Aaron Hernandez
The National Football League vowed last week to “vigorously” fight the lawsuit against the league and the New England Patriots filed by Hernandez’s family. In this photo, Aaron Hernandez sits in the courtroom of the Attleboro District Court during his hearing on August 22, 2013 in North Attleboro, Massachusetts. Photo by Jared Wickerham/Getty Images

The National Football League (NFL) vowed last week to “vigorously” fight the lawsuit against the league and the New England Patriots filed by Hernandez’s family. The lawsuit alleged that both the team and the league failed to “disclose, treat or protect him from the dangers” of chronic traumatic encephalopathy (CTE), a degenerative brain disease resulting from repeated head trauma.

“We intend to contest the claim vigorously,” NFL spokesman Joe Lockhart told reporters on a conference call, according to Reuters Friday. “Any attempt here to paint Aaron Hernandez as a victim, we believe is misguided. His personal story is complex and doesn’t lend itself to simple answers.”

The lawsuit was filed last week in Massachusetts by his lawyer, Jose Baez, and his fiancée, Shayanna Jenkins-Hernandez, on behalf of the couple’s 4-year-old daughter, Avielle Janelle Hernandez.

“Aaron had Stage III CTE usually seen in players with a median age of death of 67 years,” said the lawsuit. “Aaron played football in the National Football League for the New England Patriots for three seasons starting in 2010. By the time Aaron entered the NFL, in 2010, [the Patriots and NFL] were fully aware of the damage that could be inflicted from repetitive impact injuries and failed to disclose treat, or protect him from the dangers of such damage.”

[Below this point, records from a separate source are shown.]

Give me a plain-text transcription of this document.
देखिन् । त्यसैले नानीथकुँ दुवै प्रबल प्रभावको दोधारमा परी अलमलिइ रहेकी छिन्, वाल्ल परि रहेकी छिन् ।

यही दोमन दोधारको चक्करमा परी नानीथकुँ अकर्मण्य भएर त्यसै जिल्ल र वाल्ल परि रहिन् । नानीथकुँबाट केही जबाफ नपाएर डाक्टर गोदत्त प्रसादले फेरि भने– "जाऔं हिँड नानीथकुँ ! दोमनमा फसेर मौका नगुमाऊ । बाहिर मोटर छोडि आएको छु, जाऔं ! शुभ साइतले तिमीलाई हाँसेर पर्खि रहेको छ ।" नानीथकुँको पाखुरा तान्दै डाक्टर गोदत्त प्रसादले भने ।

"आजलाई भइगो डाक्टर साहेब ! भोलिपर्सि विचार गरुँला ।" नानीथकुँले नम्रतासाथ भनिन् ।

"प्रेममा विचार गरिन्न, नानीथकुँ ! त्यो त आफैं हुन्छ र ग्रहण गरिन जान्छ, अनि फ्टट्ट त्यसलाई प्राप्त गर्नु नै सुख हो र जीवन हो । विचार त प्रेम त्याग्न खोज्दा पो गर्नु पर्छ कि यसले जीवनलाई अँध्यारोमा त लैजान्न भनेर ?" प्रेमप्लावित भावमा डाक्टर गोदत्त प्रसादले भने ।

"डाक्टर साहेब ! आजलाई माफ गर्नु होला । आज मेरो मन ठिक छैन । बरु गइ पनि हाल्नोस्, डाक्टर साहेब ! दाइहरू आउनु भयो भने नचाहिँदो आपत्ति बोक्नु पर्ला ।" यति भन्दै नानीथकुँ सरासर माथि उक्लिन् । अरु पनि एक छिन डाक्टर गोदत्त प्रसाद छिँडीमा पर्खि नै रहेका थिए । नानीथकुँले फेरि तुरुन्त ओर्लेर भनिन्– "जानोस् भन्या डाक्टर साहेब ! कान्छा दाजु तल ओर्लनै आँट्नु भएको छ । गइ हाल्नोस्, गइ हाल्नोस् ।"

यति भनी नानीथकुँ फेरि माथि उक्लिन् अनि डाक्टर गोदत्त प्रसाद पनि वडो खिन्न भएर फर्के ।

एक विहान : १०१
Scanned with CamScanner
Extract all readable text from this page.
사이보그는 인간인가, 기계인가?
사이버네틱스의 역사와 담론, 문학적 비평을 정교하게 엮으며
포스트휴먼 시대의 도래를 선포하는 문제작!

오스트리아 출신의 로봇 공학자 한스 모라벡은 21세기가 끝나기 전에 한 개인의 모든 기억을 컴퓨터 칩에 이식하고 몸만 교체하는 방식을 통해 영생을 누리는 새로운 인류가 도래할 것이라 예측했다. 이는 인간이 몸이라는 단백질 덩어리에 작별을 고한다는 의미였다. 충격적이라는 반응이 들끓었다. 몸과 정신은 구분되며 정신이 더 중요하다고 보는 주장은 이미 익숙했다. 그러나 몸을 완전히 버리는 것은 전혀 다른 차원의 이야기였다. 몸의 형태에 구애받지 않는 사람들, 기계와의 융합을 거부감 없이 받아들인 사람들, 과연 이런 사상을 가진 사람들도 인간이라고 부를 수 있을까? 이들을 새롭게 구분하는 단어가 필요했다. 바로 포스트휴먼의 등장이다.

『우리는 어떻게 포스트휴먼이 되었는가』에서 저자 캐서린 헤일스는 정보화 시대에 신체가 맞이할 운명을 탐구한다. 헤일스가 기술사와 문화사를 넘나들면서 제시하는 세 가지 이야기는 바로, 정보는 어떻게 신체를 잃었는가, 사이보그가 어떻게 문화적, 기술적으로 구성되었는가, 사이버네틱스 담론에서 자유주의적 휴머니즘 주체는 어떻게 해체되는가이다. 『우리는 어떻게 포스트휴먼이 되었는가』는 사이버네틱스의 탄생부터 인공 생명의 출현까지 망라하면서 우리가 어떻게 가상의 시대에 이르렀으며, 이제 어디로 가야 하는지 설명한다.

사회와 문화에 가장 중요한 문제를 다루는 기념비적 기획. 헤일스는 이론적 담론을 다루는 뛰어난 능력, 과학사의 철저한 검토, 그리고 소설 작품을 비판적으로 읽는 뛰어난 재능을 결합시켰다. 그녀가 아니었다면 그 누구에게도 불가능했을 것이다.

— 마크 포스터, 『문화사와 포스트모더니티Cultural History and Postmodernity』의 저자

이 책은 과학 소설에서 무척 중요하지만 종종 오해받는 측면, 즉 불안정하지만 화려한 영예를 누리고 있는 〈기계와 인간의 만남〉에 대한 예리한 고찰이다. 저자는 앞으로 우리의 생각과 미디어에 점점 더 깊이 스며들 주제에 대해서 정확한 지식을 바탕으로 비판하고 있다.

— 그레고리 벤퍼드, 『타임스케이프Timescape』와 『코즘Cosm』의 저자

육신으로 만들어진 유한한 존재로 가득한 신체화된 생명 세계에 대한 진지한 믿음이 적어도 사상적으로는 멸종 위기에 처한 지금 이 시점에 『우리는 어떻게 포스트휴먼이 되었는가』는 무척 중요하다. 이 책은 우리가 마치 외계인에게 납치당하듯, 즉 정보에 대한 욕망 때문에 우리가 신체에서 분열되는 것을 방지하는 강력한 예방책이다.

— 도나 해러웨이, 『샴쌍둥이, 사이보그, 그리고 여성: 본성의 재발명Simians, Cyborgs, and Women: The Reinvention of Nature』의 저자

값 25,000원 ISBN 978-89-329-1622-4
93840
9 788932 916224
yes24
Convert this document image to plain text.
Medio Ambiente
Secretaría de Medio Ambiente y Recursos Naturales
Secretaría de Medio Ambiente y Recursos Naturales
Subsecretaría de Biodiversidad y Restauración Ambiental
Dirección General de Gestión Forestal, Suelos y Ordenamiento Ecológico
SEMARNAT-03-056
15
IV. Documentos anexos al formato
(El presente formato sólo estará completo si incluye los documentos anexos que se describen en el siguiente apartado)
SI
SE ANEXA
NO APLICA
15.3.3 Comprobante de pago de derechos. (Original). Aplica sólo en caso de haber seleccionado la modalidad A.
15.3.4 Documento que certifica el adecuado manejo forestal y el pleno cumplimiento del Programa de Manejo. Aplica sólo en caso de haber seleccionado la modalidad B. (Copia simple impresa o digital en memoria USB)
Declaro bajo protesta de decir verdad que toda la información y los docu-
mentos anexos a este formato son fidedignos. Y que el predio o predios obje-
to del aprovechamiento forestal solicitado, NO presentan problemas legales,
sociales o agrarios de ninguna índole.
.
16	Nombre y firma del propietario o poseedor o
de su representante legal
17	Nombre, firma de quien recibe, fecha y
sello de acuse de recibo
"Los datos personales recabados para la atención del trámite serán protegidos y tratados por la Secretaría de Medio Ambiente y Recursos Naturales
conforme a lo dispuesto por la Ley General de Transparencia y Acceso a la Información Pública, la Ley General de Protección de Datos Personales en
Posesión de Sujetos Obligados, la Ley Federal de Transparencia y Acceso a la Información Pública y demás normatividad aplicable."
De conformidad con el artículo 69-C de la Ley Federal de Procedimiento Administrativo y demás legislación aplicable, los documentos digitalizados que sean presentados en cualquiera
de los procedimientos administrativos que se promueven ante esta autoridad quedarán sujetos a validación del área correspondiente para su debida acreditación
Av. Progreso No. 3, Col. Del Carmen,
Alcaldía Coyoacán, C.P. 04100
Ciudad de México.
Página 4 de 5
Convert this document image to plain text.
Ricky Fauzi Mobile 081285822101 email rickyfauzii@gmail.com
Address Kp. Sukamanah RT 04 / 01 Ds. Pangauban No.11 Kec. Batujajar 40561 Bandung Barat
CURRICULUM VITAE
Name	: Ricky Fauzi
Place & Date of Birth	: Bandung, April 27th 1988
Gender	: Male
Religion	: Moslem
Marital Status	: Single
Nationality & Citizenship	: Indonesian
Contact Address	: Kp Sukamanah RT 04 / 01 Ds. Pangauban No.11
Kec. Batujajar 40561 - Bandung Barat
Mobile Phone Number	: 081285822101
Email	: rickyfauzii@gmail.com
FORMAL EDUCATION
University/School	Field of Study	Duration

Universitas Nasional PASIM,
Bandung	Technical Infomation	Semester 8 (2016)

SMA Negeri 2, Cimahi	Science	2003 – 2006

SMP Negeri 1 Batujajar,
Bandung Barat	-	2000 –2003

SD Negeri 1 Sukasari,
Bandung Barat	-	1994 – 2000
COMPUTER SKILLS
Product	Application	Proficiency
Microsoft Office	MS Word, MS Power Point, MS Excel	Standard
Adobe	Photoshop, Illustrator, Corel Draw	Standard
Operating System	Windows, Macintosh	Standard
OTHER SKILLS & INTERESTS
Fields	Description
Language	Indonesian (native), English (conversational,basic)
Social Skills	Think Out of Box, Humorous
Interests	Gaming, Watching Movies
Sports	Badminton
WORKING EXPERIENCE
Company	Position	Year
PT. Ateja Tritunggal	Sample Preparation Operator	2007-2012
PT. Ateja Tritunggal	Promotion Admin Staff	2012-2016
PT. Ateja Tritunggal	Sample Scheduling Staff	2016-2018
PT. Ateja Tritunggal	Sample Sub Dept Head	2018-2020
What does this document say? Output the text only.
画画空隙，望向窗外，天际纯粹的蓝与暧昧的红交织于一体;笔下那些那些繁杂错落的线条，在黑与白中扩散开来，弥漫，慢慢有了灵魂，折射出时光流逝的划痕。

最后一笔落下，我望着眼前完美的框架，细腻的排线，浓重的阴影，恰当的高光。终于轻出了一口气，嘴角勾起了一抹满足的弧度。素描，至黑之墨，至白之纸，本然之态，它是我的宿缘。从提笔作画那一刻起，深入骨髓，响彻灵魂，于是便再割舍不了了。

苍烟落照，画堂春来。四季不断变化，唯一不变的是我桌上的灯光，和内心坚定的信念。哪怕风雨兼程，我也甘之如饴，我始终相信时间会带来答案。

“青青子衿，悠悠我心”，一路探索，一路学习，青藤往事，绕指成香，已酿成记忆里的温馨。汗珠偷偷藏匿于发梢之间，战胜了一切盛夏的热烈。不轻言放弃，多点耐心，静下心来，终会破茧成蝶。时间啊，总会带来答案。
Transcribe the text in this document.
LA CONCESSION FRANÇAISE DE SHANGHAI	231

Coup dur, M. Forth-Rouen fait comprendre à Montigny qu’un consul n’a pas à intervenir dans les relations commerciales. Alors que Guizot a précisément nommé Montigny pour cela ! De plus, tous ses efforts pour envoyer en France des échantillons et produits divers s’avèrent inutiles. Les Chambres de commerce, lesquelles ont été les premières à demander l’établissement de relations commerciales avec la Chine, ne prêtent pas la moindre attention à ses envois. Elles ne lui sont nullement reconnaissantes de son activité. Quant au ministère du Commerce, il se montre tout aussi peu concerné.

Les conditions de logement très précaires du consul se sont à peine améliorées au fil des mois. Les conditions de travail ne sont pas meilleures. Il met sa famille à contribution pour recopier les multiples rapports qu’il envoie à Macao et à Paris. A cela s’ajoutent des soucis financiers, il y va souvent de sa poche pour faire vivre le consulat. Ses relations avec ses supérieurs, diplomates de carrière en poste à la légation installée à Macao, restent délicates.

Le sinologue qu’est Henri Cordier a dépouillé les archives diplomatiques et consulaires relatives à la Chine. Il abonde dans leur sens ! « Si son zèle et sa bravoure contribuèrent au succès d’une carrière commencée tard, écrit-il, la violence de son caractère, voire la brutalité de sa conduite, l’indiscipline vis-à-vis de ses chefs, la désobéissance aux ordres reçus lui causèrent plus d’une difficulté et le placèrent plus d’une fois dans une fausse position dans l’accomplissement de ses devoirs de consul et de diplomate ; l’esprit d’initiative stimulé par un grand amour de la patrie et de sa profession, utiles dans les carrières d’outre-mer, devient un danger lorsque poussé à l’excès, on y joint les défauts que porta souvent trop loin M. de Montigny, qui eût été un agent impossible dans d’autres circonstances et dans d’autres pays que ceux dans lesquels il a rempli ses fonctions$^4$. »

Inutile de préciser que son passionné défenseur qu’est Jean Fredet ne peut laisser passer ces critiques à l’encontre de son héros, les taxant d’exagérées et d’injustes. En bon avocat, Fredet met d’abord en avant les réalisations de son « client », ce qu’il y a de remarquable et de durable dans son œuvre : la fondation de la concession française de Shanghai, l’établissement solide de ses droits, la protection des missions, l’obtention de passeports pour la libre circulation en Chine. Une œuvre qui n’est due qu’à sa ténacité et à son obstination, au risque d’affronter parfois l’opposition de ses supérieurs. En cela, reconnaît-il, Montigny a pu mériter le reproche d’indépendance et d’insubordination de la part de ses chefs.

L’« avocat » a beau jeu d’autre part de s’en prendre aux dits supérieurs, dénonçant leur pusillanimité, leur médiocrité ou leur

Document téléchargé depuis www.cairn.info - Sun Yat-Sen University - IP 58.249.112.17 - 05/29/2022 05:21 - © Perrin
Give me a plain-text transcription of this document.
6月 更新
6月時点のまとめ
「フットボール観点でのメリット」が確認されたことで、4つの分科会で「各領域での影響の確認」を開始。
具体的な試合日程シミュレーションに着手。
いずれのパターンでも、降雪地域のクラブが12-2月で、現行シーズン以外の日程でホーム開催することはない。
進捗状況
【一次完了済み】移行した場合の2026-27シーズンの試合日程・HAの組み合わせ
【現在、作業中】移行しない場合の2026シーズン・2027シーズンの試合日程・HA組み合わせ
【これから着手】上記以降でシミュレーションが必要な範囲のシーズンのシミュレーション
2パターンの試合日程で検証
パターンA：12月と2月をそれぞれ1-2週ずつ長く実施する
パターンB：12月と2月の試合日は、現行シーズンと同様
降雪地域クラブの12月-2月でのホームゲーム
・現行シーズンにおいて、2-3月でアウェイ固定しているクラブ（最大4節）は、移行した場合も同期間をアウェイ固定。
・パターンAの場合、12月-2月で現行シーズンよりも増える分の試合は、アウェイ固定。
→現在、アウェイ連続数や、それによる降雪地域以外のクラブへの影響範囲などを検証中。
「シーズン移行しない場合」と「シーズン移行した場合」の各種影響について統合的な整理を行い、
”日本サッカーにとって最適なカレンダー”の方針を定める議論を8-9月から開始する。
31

It further alleged that the NFL and the Patriots “were fully aware of the damage that could be inflicted from repetitive impact injuries and failed to disclose, treat or protect him from the dangers of such damage.” The suit seeks $20 million for “redress for the loss of parental consortium she has experienced based on the negligent conduct of [Hernandez’s daughter] that deprived her of the companionship and society of her father.”

Hernandez died by suicide at age 27 after he hanged himself in his prison cell at the Souza-Baranowski Correctional Center in Shirley, Massachusetts. At the time of his death, he was serving a life sentence for the 2013 murder of Odin Lloyd.

The week before he was found dead in his cell, the former star athlete was acquitted of the double homicide of Daniel de Abreu and Safiro Furtado outside a Boston nightclub in July 2012. His conviction for the murder of Lloyd was later vacated posthumously, per a Massachusetts legal doctrine, because he had not exhausted his appeals process.

According to the lawsuit, the NFL and the Patriots “knew, or should have know, it was not safe for Aaron to continue playing football and that extending Aaron’s football career placed him at greater risk for neurological degeneration.”